For the large enterprise segment, there has lately been competition to DAS. These solutions often depend on a local controller or server and dedicated data cables going to distributed radio nodes across the building. The cost for these solutions is probably lower than DAS, but it is assumed that these solutions are cost-efficient for the largest buildings.

What solutions are there for the smaller enterprises?

Most enterprise users are employed at small and medium enterprises (SME). Probably more than 80% of users are employed in enterprises smaller than 200-300 employees and with buildings less than 10.000 square meters.

Ofcom, the UK telecom regulator – in August 2014 published a survey stating that 30% of consumers have no or little mobile signal.

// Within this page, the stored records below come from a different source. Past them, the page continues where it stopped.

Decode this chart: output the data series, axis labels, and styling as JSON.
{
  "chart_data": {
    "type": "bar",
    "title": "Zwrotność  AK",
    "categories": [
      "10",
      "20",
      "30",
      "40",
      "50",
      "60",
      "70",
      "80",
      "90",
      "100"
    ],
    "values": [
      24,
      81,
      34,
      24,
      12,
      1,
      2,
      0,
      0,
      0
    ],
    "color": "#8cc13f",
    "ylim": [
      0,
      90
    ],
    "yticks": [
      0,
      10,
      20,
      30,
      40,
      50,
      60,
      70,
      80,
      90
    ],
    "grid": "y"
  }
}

The problem is probably as big or bigger for enterprises, as these have higher requirements for indoor coverage than consumers. This means that very many enteprises have a big problem with their everyday mobile service.

Our impression is that these users are willing do pay for indoor coverage, but that there are only a few alternatives in the market. Repeater solutions fit SME with premises up to 500 square meters. A repeater repeats the signal from the outdoor mobile network, but requires a good signal in order to work. A repeater does not build new capacity, but extends the existing.

Small cells (femtocells)

Femto-based small cells (hereafter called small cells) are based on a technology that is cost efficient for buildings smaller than 10.000 square meters. Small cells are mini base stations that provide their own coverage and capacity. The physical size is like a wireless router. The coverage radius is 10 to 50 meters, depending of the size of the small cell and the local infrastructure. The fewer walls that stop the signal, the better the coverage will be. Small cells are scalable and provides cost efficient indoor coverage apartments/homes, SOHO, SME and upwards. Small cells can be combined in groups (socalled “grid”) for covering larger premises.

Small cells reuse the customer´s own broadband connection (fiber, xDSL, cabel broadband) by setting up a secure connection to a centrally located small cells gateway, which is again connected to the mobile operator´s core network. New and expensive backhaul/fiber is not needed. Small cells rely on the existing data network in the building, so dedicated cabling is not needed. Another positive property about small cells is that it – like DAS – reuses the mobile operator´s radio frequency spectrum. Small cells require no outdoor coverage in order to provide indoor coverage.

Small cells self configure in order to support handover of calls from the small cells to the outdoor mobile network. A disadvantage with small cells is that there is limited room in the neighbour lists in the macro network (outdoor mobile network), in order to support handover of calls the other way – from the mobile network to the small cells. However, experience shows that customers accept this limitation.

Internationally the largest mobile operators has used small cells for several years – AT&T in the USA, Vodafone in UK and other markets, 3 in UK, SFR in France, Softbank in Japan, and others. 8,5 million small cells have been deployed worldwide. Appearantly, for customers and mobile operators, the advantages of small cells outweigh the disadvantages.

The quality of broadband connections in Europe is good. European enterprises are increasingly going 100% mobile, so small cells solutions should be good solution for customers that suffer from bad indoor coverage, also for the smaller enterprises. Can the mobile industry afford to ignore the smallest enterprises?